Una cámara de fotos es una máquina del tiempo. En especial las más antiguas. Las que se tienen ese toque clásico que tanto gusta
ahora. Llevan más tiempo entre nosotros. Así ha de ser.
La
cámara fotográfica se alimenta de tiempo, lo captura, lo engulle, lo
digiere y convierte el instante efímero en momento eterno.

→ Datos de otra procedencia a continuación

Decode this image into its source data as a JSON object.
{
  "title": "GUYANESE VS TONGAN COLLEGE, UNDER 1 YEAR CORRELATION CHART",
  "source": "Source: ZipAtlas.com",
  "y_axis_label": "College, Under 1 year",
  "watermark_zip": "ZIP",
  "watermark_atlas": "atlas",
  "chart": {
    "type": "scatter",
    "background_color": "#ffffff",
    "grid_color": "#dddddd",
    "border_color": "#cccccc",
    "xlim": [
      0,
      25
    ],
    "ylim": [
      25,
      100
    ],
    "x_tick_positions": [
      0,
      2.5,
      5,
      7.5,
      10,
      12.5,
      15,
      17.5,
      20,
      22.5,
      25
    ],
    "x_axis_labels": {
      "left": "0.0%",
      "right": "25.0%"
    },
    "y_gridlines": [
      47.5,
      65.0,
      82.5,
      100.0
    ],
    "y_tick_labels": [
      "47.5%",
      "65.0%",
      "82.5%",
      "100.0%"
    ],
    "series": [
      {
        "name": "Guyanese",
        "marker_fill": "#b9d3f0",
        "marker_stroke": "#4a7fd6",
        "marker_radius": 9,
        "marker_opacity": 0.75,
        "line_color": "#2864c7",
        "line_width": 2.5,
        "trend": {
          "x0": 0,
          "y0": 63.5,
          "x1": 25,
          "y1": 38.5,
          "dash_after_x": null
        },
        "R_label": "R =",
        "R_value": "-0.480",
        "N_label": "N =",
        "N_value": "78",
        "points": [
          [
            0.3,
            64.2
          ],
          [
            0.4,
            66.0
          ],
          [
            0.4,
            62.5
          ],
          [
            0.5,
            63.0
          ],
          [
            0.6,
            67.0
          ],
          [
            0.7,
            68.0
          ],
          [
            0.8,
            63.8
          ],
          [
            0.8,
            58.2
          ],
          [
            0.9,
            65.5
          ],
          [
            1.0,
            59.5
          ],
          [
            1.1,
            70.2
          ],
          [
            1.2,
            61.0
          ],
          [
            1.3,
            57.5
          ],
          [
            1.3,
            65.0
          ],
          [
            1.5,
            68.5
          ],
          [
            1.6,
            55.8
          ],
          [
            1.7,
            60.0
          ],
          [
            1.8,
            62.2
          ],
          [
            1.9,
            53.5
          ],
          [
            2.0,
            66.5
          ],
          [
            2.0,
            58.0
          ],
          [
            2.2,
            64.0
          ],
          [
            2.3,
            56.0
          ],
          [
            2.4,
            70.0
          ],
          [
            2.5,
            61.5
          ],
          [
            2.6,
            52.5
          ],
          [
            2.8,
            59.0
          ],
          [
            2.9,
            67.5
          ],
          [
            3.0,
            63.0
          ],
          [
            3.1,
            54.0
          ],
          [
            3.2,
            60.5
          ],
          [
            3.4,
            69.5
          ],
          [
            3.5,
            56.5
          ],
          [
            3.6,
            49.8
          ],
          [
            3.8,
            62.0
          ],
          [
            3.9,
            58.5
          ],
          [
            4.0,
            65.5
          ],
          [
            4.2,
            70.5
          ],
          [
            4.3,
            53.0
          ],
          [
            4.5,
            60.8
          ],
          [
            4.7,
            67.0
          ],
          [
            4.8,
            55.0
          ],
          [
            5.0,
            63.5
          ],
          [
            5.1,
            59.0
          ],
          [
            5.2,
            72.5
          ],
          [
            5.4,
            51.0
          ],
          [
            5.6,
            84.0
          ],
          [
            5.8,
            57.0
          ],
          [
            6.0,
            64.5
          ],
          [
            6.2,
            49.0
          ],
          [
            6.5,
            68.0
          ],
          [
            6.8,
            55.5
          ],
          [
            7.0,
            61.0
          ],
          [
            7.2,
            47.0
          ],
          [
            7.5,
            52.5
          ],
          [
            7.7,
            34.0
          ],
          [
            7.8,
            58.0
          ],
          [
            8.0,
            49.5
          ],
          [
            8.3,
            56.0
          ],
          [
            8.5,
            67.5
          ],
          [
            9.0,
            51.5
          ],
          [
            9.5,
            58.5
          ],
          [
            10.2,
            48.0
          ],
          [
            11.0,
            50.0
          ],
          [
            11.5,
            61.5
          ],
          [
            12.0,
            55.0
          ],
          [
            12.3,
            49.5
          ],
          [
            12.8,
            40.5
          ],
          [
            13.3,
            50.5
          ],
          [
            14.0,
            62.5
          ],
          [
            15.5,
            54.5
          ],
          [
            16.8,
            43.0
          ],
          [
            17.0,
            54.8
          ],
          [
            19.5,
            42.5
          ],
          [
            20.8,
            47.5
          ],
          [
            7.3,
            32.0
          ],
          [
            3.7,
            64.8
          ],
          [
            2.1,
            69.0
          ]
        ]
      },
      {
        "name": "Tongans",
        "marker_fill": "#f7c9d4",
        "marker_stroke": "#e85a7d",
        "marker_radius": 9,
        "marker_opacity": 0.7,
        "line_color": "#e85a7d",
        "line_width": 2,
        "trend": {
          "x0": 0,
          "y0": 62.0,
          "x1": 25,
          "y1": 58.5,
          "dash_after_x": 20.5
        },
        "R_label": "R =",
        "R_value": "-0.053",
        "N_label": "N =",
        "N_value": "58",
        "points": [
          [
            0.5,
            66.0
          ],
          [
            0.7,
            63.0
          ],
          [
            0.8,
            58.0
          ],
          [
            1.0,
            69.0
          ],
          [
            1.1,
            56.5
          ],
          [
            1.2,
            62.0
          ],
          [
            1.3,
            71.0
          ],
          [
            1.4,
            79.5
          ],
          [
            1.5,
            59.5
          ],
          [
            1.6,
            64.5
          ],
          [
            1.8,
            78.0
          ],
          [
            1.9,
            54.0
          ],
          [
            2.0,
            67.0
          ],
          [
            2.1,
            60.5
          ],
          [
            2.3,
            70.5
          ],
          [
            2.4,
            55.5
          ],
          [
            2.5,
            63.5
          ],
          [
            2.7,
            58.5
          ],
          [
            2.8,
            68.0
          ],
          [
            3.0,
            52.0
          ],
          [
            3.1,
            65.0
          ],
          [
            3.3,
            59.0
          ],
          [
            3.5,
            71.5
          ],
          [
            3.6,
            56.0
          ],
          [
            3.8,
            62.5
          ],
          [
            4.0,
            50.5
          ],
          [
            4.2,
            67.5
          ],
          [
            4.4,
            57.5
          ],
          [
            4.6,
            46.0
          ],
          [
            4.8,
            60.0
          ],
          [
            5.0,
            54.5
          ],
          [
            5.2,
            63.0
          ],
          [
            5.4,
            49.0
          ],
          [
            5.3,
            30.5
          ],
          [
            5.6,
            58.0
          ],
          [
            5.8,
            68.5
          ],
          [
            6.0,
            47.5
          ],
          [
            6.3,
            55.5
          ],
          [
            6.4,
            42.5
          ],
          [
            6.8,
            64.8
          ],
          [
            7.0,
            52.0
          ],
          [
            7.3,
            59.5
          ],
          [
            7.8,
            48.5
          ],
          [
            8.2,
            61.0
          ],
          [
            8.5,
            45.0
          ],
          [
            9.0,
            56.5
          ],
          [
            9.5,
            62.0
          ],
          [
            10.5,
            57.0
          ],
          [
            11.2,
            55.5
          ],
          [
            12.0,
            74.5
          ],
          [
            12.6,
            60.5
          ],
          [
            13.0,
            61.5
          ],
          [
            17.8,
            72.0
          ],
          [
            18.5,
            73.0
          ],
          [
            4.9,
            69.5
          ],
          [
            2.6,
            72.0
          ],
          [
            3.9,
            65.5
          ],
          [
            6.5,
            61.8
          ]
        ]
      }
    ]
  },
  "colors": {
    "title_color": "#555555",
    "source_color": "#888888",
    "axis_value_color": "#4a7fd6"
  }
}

Sobrevive a los ingenieros que la diseñaron. Sobrevive a las manos
que ensamblaron sus piezas. También a los ojos que escrutaron los
momentos y la historia a través de su visor. Sobrevive a las
vidas de quienes fueron sus dueños. Suma en sus rincones todos los
kilómetros de todos los viajes a los que fue llevada. Acumula en su
memoria todos los recuerdos que retuvo tras cada clik de su
corazón. También traspasa fronteras y va acumulando sobre su cuerpo
de metal, piel o plástico, las huellas de todas las manos que la
acariciaron, y todas las cosas que vió a través de su único
ojo de cristal.
La cámara de fotos, fiel testigo del tiempo pasado, llega a nuestras manos tras contar a otros mil historias de mil vidas.
La
cámara de fotos le contará al futuro quienes fuimos. Hablará de nosotros
a aquellos a los que ni siquiera conoceremos. Como una
espectral y oscura memoria y sin tener consciencia de ello,
legaremos gracias a nuestras cámaras, parte de nuestra vidas, porque con
ella las fotografiamos ahora. No hará falta que nuestras fotos
aparezcan en cajones en tiempos lejanos, no. Bastará que a nuestras
cámaras las manejen otras manos, unas que ni siquiera conoceremos, unas
que ni siquiera existan hoy.
Las cámaras de fotos son máquinas del tiempo.